A mucin denaturation inhibitor containing the following (A) and/or (B) and inhibiting mucin denaturation caused by one or more selected from (C) quaternary ammonium salts and polyhexanide hydrochloride .
(A) One or more selected from phenylephrine and its salts (B) One or more selected from edetic acid, citric acid, trometamol, salts thereof, and borax (A) one or more selected from phenylephrine and its salts,
(B) one or more selected from edetic acid, citric acid, trometamol and their salts, and borax, and (C) one or more selected from quaternary ammonium salts and polyhexanide hydrochloride,
An ophthalmic composition in which the blending mass ratio of component (A), component (B), and component (C), represented by ((A)+(B))/(C), is 20 to 2,000 ( excluding those containing ashitazanolast or a salt thereof, azelastine, or a pharma- ceutically acceptable salt or ester thereof) . 3. The ophthalmic composition according to claim 2 , wherein the blending amount of component (B) is 0.005 to 1 w/v % . The ophthalmic composition according to claim 2 or 3, wherein the quaternary ammonium salt is one or more selected from benzalkonium chloride, benzethonium chloride, and cetylpyridinium chloride.

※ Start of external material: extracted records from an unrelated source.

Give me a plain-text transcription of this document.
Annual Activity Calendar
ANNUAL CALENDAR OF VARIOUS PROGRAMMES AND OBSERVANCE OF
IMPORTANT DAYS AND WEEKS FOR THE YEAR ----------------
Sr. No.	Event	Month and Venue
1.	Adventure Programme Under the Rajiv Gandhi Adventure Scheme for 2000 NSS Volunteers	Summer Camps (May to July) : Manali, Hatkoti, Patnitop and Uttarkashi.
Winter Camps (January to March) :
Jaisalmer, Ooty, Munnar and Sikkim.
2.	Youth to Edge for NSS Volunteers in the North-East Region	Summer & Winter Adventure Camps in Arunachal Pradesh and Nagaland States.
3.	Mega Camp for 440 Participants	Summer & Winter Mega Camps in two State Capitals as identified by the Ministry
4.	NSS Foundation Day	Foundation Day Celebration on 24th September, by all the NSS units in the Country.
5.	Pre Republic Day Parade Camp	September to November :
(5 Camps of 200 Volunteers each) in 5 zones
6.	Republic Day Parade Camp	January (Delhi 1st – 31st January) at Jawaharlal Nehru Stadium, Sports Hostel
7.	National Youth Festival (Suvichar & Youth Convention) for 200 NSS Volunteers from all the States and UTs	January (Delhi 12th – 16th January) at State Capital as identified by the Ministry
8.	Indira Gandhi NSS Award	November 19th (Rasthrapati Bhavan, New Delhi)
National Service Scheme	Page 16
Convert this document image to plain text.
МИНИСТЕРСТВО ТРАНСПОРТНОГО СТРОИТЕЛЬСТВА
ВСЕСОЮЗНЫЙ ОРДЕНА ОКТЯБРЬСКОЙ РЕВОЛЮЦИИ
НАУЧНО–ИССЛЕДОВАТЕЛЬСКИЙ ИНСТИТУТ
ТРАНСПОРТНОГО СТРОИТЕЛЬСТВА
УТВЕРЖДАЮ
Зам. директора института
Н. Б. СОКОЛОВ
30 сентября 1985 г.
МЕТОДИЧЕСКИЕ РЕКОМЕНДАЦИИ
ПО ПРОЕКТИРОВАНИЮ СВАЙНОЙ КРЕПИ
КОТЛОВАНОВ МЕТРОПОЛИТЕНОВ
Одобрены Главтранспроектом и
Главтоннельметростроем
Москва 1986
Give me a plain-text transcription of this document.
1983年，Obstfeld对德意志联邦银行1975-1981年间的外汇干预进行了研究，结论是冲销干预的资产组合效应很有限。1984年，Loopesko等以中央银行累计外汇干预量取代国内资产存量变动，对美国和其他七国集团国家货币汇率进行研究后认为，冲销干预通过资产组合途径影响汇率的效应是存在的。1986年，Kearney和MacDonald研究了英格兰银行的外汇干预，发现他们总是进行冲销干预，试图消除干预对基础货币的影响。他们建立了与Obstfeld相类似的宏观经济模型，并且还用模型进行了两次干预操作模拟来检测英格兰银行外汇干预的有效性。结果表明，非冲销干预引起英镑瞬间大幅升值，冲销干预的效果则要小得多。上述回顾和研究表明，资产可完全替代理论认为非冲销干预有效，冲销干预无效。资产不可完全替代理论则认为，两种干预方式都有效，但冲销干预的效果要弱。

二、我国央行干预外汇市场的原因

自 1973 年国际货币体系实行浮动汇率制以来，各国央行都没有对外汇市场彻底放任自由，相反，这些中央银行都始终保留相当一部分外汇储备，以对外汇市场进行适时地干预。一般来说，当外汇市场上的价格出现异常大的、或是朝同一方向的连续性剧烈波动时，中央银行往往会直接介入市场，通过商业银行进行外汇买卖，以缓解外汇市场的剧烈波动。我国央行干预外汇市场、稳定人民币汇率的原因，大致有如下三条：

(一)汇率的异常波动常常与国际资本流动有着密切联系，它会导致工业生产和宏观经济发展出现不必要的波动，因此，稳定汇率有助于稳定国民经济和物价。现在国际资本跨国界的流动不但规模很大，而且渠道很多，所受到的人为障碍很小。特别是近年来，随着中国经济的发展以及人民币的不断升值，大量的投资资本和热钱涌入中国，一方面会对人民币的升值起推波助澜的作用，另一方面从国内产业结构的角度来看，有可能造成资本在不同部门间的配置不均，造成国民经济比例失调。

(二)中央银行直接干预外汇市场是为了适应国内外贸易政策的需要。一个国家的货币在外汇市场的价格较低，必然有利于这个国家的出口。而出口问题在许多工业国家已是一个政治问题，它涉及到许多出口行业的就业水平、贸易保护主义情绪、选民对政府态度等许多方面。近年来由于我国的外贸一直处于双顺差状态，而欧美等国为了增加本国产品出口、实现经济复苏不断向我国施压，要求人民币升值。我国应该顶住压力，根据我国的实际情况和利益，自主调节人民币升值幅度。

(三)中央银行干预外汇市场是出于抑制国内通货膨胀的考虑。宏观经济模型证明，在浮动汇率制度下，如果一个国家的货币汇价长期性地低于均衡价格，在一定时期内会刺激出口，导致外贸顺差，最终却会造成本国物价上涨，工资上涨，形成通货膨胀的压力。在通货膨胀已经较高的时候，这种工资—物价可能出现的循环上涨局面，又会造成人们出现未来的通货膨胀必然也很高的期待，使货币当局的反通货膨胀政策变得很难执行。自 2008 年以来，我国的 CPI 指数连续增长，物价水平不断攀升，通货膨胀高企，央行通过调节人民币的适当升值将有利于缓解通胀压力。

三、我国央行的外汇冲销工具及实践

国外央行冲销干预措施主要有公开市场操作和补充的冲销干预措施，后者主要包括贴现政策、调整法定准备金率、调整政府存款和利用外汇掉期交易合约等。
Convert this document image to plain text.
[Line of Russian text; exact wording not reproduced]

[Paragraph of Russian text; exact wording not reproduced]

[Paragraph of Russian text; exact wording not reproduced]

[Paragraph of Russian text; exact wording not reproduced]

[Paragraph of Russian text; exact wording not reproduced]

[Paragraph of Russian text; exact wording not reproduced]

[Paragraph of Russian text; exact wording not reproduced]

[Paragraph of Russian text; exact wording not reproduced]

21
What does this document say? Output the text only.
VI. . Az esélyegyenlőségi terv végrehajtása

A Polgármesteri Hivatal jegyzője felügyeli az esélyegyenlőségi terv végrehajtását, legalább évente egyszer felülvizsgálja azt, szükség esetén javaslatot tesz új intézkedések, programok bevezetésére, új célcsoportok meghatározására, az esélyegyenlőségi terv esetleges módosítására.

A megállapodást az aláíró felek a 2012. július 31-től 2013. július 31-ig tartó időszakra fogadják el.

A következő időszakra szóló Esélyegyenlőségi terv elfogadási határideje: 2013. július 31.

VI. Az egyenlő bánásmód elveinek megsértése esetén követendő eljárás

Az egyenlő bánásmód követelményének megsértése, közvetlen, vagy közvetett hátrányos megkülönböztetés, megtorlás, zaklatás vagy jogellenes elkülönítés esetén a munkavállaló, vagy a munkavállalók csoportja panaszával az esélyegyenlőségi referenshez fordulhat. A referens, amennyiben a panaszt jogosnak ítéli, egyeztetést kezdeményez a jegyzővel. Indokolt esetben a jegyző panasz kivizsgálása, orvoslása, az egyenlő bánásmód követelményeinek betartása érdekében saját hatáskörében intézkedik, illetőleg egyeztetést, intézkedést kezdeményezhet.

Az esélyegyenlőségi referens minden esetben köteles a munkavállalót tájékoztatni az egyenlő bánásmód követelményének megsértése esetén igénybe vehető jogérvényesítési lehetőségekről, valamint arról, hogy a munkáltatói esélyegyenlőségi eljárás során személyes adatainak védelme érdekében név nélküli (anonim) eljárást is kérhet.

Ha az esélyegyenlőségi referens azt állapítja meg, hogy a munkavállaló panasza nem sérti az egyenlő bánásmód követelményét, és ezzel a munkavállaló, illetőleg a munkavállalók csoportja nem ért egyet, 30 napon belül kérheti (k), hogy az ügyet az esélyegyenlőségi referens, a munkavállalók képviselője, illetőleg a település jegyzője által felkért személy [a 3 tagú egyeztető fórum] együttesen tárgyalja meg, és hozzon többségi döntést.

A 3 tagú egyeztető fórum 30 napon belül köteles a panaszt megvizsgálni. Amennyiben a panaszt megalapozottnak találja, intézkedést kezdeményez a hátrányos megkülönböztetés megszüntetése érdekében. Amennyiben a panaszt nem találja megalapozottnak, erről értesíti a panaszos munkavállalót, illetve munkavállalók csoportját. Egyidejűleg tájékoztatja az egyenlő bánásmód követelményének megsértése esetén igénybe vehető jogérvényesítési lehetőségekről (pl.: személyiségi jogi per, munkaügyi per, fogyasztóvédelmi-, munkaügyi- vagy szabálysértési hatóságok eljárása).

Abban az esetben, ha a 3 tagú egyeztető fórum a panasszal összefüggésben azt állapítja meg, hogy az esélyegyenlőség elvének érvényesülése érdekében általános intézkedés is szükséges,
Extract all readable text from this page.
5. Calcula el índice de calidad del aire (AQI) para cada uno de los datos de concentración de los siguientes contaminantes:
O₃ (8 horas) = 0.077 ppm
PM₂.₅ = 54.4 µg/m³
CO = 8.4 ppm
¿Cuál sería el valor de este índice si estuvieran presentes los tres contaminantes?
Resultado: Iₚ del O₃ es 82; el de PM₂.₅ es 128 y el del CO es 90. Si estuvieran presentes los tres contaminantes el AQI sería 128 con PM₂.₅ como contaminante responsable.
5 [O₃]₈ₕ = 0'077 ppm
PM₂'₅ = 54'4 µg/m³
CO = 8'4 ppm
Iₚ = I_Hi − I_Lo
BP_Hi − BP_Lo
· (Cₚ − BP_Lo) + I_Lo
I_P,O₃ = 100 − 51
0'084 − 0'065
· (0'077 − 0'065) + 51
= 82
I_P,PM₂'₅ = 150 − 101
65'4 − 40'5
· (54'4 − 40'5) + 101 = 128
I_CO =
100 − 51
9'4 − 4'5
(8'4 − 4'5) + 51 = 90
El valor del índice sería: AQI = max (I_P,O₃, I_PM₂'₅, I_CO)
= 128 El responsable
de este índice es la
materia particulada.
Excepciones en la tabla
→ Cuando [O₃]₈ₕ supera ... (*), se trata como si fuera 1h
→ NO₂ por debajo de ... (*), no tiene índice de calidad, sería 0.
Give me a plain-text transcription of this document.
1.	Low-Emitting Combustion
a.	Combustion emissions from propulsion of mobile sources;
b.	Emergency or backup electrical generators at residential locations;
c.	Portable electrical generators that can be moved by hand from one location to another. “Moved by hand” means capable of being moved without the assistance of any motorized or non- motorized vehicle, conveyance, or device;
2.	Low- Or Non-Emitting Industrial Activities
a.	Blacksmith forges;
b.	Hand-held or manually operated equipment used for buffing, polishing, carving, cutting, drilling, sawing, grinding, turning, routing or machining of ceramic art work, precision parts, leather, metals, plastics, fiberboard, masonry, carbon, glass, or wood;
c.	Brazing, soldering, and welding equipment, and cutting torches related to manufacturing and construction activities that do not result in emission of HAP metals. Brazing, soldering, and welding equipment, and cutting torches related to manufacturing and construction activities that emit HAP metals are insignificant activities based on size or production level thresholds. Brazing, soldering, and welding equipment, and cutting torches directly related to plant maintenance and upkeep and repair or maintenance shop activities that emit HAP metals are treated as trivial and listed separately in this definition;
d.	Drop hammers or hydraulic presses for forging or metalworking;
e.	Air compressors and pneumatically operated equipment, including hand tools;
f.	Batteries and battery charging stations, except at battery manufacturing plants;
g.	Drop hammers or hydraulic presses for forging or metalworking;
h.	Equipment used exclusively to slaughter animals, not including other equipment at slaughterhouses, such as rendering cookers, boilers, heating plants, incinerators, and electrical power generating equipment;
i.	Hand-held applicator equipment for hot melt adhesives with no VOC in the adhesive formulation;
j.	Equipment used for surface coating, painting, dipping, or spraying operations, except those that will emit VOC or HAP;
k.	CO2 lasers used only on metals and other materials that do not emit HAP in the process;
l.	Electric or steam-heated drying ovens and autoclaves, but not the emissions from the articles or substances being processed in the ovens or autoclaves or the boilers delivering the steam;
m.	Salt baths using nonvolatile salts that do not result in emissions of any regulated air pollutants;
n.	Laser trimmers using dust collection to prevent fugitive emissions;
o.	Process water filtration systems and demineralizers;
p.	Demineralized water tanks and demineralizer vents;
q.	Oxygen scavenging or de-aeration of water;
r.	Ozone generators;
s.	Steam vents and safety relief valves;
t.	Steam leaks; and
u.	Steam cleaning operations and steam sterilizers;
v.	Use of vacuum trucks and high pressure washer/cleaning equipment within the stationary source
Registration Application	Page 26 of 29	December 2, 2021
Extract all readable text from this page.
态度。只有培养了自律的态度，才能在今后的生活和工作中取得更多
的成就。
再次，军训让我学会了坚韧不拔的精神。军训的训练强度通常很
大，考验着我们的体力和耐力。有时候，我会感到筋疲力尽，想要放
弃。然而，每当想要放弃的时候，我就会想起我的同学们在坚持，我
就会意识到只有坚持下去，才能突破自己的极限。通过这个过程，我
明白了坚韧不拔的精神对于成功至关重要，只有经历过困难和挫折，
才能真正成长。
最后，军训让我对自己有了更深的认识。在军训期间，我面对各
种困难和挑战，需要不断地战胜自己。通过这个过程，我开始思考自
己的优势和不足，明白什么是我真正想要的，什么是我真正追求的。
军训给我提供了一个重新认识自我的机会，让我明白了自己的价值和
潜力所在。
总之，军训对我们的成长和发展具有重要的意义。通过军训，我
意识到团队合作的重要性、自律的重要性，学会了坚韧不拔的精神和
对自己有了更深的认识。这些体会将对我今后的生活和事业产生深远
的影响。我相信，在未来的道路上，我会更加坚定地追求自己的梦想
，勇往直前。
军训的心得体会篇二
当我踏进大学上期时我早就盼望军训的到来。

Phenylephrine hydrochloride 0.1 w/v% or 0.003 w/v%
Boric acid 1.4 w/v%,
Trometamol 0.1 w/v%,
Sodium chloride 0.2 w/v%,
Sodium edetate 0.1 w/v%,
Sodium hydroxide,
Dilute hydrochloric acid, and
purified water
The ophthalmic composition according to any one of claims 2 to 4, except for those containing: The ophthalmic composition according to any one of claims 2 to 5, wherein component (B) is one or more selected from edetic acid, trometamol and salts thereof, and borax.